Juntas, as três empresas da família detinham mais de 30% de
todo o mercado de transporte coletivo da capital federal. Elas operavam
praticamente em todo o Distrito Federal, tanto que tinham garagens localizadas
no Guará (sede central), Sobradinho, Gama, Santa Maria e Samambaia. No auge da
operação, contabilizava o controle de 288 linhas e possuía 965 ônibus em
circulação. Conforme as novas concessionárias foram entrando no mercado (São
José, Pioneira e Piracicabana), era para a Viplan e suas parceiras terem saído
de 74 linhas e retirado 221 ônibus das ruas. Mas não foi bem isso que
aconteceu.
"Assim que passamos a responder pela gestão das empresas do
Canhedo, descobrimos que ele continuou atuando de forma pirata em várias
linhas. Ele tinha autorização para rodar com 744 ônibus, mas estava com mais de
950 em trânsito. Com isso, impactava no faturamento dos outros grupos”, contou
o secretário de Transportes do DF, José Walter Vazquez Filho, ontem durante a
entrega de mais 102 novos ônibus que vão se integrar ao serviço de transporte
coletivo de Brasília. As novas concessionárias não chegaram a fazer reclamação
formal sobre a situação porque nem sequer tinham conhecimento da concorrência
ilegal por ainda estarem se ajustando ao novo modelo.
Dificuldades
O secretário reconhece que a situação toda ocorreu devido às
dificuldades de controle e fiscalização por parte do poder público. "Brasília
vivia com a situação de ter o transporte coletivo há mais de 40 anos
funcionando sem concorrência pública. Por mais que tentássemos controlar, era
difícil. Justamente por isso trabalhamos tanto para conseguir licitar todas as
linhas. A partir de agora, o Governo do DF passa a ter o controle de toda a
gestão do sistema em suas mãos. Poderemos planejar e fiscalizar”, acrescenta
Vazquez.
Até ontem, a Sociedade de Transportes Coletiva de Brasília
(TCB), que está cuidando da gestão do grupo Canhedo, já tinha conseguido
concluir mais de 300 rescisões de contrato com funcionários. A expectativa é de
que, até a próxima semana, já tenham sido fechados cerca de mil acertos trabalhistas
e consequentes recontratações pelas novas empresas. O Correio não conseguiu
contato com Wagner Canhedo Filho ontem para que ele comentasse o assunto.

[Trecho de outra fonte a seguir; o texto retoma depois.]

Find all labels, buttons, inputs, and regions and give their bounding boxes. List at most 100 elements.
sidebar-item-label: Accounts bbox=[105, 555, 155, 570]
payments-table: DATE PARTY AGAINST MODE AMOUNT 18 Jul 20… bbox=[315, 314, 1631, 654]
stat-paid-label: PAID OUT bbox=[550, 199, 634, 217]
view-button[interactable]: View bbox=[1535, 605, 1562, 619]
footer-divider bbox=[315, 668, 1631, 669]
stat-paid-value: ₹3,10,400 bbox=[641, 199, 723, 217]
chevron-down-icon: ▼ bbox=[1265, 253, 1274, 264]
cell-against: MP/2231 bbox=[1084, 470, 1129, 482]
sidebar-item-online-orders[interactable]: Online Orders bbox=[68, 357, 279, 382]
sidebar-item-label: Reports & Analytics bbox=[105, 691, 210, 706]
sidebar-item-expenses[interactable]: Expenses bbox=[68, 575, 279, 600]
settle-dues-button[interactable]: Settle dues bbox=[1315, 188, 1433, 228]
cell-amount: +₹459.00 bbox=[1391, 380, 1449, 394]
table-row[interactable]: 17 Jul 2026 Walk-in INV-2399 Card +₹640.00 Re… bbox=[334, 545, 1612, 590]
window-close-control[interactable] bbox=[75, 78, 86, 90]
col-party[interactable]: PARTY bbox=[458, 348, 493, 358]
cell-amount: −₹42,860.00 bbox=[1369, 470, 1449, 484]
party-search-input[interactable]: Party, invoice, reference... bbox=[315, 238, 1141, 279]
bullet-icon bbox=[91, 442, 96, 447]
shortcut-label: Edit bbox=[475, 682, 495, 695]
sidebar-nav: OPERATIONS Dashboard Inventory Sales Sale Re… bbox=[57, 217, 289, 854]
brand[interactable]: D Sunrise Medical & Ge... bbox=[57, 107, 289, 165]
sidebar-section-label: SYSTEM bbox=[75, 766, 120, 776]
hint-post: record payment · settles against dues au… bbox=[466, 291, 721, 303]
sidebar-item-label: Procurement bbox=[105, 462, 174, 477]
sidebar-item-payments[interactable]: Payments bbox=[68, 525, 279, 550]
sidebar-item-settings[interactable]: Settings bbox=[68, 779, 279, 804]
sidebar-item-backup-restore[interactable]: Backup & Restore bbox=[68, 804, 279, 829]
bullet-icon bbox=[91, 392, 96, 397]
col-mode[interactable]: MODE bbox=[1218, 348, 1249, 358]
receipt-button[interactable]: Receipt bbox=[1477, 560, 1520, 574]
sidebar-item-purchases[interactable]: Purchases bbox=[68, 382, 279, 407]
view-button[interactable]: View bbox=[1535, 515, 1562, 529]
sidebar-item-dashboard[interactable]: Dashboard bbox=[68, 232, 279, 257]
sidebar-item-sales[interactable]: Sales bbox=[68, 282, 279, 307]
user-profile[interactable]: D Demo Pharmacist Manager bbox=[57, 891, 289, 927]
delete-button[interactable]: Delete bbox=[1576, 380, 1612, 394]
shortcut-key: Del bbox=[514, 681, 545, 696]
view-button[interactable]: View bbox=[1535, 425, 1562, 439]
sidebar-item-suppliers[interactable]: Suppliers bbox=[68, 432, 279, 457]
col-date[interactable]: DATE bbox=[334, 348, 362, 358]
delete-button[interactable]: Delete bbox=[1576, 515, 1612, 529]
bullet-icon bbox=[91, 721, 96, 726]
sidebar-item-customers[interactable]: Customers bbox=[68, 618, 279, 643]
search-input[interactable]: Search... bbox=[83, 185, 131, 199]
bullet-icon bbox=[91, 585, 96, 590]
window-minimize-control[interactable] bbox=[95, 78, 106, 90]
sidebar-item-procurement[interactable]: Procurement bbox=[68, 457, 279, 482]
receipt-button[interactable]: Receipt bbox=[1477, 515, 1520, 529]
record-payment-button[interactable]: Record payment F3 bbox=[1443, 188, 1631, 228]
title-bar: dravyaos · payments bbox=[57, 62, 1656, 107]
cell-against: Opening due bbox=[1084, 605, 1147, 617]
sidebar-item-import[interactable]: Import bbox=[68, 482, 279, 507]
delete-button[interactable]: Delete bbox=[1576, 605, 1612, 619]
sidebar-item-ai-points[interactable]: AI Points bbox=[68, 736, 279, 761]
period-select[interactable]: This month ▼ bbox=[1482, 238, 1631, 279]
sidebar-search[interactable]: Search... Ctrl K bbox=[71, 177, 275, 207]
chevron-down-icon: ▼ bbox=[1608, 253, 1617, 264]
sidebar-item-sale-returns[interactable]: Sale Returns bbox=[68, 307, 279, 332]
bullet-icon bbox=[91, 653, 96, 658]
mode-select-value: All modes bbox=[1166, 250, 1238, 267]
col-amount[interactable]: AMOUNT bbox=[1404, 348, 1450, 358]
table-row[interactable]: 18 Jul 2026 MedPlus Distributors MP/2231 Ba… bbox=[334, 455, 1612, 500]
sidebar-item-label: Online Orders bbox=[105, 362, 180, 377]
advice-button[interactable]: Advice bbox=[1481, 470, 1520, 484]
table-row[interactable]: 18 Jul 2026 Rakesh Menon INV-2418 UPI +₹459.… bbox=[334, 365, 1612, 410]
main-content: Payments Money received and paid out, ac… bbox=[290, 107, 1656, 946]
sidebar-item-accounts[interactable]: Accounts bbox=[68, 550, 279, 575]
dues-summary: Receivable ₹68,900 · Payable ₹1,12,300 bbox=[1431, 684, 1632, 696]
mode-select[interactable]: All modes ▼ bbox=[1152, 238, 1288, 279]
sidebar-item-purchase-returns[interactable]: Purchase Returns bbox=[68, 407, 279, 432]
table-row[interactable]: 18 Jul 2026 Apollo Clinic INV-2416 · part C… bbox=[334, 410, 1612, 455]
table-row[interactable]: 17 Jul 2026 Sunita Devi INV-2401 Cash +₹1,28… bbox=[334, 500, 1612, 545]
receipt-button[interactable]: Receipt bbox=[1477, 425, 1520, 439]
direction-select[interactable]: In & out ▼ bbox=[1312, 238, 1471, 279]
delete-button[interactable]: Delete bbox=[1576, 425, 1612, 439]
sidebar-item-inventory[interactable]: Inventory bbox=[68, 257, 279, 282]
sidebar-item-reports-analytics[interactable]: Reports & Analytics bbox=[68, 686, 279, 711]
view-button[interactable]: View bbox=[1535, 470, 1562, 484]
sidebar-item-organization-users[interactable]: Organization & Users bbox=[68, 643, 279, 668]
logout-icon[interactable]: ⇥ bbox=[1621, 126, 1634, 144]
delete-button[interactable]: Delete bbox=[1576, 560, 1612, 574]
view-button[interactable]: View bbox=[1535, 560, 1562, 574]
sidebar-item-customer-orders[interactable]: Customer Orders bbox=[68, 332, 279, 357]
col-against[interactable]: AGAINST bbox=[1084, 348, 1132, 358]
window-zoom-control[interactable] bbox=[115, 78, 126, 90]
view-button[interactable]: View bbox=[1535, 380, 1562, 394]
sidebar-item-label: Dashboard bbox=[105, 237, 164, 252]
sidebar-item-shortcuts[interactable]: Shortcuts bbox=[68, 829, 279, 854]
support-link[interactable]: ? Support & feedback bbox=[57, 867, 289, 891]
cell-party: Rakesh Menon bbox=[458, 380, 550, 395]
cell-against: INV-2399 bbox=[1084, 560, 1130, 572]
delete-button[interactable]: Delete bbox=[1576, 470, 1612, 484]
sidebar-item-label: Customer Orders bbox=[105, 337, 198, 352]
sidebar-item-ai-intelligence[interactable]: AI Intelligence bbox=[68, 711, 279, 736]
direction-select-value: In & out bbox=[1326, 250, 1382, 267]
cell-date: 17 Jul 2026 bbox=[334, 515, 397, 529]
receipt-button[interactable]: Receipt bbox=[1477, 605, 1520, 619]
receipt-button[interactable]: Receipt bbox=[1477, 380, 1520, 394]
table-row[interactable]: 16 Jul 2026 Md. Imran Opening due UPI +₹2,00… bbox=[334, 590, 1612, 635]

Ontem, o número de novos ônibus atingiu a marca de 1.032. Do
total, cerca de 800 ainda estão parados, aguardando o momento de começarem a
circular. O governador Agnelo Queiroz (PT), que participou da entrega de102
veículos pertencentes à Urbi (consórcio HP/Ita) e Marechal, destacou que essas
duas últimas empresas começam a operar ainda este ano. "Com as três que já
estavam em operação, completamos as responsáveis pelas novas cinco bacias já
trabalhando em 2013. É um grande avanço e demonstra claramente que a nossa
decisão de licitar todo o sistema foi acertada. Agora, vamos trabalhar no
sentido de melhorar a qualidade do serviço”, disse, enquanto andava em um dos
novos veículos entre a Estrada Parque Taguatinga e o terminal do Núcleo
Bandeirante.
Renovação
O governador destacou que até fevereiro toda a frota velha
deve ser retirada das ruas da capital e substituída por 2.630 ônibus das novas
empresas que vão operar as bacias 1 (Piracicabana), 2 (Pioneira), 3 (Urbi), 4
(Marechal) e 5 (São José). A primeira região que deverá ter todo o sistema
renovado será atendida pela Piracicabana, onde os mais de 400 veículos vão
fechar o ano já sob responsabilidade dessa concessionária. A base principal de
operação da companhia é a Saída Norte do Distrito Federal (ver quadro). "A
Piracicabana vai poder assumir a área com 100% da atividade porque a Viplan
ainda circulava em algumas linhas lá e, com a nossa ação, retiramos os ônibus
do Canhedo. Agora, o novo operador fica responsável”, complementa o secretário
de transportes.
Novo sistema
Bacia 1
Brasília, Sobradinho, Planaltina, Cruzeiro, Sobradinho 2,
Lago Norte, Sudoeste/Octogonal,
Varjão e Fercal
Frota*: 417 veículos
Operador: Viação Piracicabana
Bacia 2
Gama, Paranoá, Santa Maria, São Sebastião, Candangolândia,
Lago Sul, Park Way (parte), Jardim Botânico e Itapoã
Frota: 640 veículos
Operador: Viação Pioneira
Bacia 3
Frota: 483 veículos
Operador: Urbi (Consórcio HP/Ita)
Bacia 4
Taguatinga (parte), Ceilândia, Guará, Águas Claras e Park
Way (parte)
Frota: 464 veículos
Operador: Viação Marechal
Bacia 5
Taguatinga (parte), Brazlândia, Ceilândia, SIA,
SCIA/Estrutural e Vicente Pires
Frota: 576 veículos
Operador: Expresso São José
*A frota está distribuída em ônibus articulados,
convencionais e micro-ônibus, que vão operar em corredores exclusivos, linhas
de ligação entre cidades e linhas alimentadoras.
Memória
Problemas com a
Justiça
Um dia dona de um verdadeiro império dos transportes, a
família Canhedo testemunhou o prestígio dos negócios cair na mesma proporção do
acúmulo de dívidas. Hoje, estima-se que somente a Vasp, companhia aérea que
teve a falência decretada em 2008, deva algo em torno de R$ 5 bilhões, sendo R$
1 bilhão relacionado ao passivo trabalhista. A Previdência Social espera
receber R$ 35 milhões em tributos atrasados. Pelo calote, Wagner Canhedo ficou
preso durante 30 horas em 2004. Em função dos débitos, a Justiça tomou da
família a Fazenda Piratininga, avaliada em R$ 500 milhões, e repassou aos
funcionários da empresa como garantia de pagamento.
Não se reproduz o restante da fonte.